Chen B P, Hai T
Ohio State Biochemistry Program, Ohio State University, Columbus 43210.
Gene. 1994 Feb 11;139(1):73-5. doi: 10.1016/0378-1119(94)90525-8.
We have constructed two convenient vectors to produce foreign proteins in Escherichia coli. The first vector was developed to produce histidine (His)-tagged fusion proteins. In addition to encoding six contiguous His residues, it contains three unique restriction sites that allow cloning of a blunt-ended DNA fragment in three different reading frames. Therefore, one can clone any gene of interest in this vector to make a fusion protein tagged with six His at the N terminus. The His-tag allows purification of the fusion protein to almost homogeneity by a nickel-chelating column in a single step. The second vector is a derivative of the first vector; it encodes two tandem phosphorylation sites for heart muscle kinase (HMK) immediately downstream from the His residues. Therefore, the resulting fusion protein can be radiolabeled using [gamma-32P]ATP and HMK in vitro.
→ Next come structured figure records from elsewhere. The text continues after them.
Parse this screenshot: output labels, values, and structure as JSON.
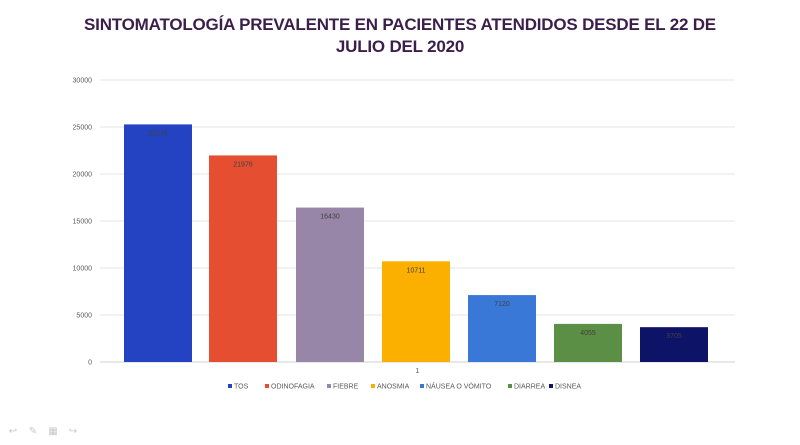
{
  "chart_data": {
    "type": "bar",
    "title": "SINTOMATOLOGÍA PREVALENTE EN PACIENTES ATENDIDOS DESDE EL 22 DE JULIO DEL 2020",
    "title_lines": [
      "SINTOMATOLOGÍA PREVALENTE EN PACIENTES ATENDIDOS DESDE EL 22 DE",
      "JULIO DEL 2020"
    ],
    "categories": [
      "1"
    ],
    "series": [
      {
        "name": "TOS",
        "values": [
          25276
        ],
        "color": "#2443c2"
      },
      {
        "name": "ODINOFAGIA",
        "values": [
          21976
        ],
        "color": "#e64e32"
      },
      {
        "name": "FIEBRE",
        "values": [
          16430
        ],
        "color": "#9886a8"
      },
      {
        "name": "ANOSMIA",
        "values": [
          10711
        ],
        "color": "#fbb000"
      },
      {
        "name": "NÁUSEA O VÓMITO",
        "values": [
          7120
        ],
        "color": "#3a78d8"
      },
      {
        "name": "DIARREA",
        "values": [
          4055
        ],
        "color": "#5b8f45"
      },
      {
        "name": "DISNEA",
        "values": [
          3705
        ],
        "color": "#0d1467"
      }
    ],
    "ylim": [
      0,
      30000
    ],
    "yticks": [
      0,
      5000,
      10000,
      15000,
      20000,
      25000,
      30000
    ],
    "grid": true,
    "legend": "bottom"
  },
  "nav_icons": [
    "arrow-left-icon",
    "pen-icon",
    "slides-icon",
    "arrow-right-icon"
  ]
}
The labeled protein can then be used as a probe to detect protein-protein interaction.
我们构建了两种便捷的载体,用于在大肠杆菌中生产外源蛋白。第一种载体用于生产带有组氨酸(His)标签的融合蛋白。除了编码六个连续的His残基外,它还包含三个独特的限制性酶切位点,可在三个不同的阅读框中克隆平端DNA片段。因此,人们可以将任何感兴趣的基因克隆到该载体中,以制备在N端带有六个His标签的融合蛋白。His标签能够通过镍螯合柱在一步操作中将融合蛋白纯化至几乎均一的状态。第二种载体是第一种载体的衍生物;它在His残基的紧邻下游编码两个用于心肌激酶(HMK)的串联磷酸化位点。因此,所得到的融合蛋白可以在体外使用[γ-32P]ATP和HMK进行放射性标记。然后,标记后的蛋白可作为探针用于检测蛋白质-蛋白质相互作用。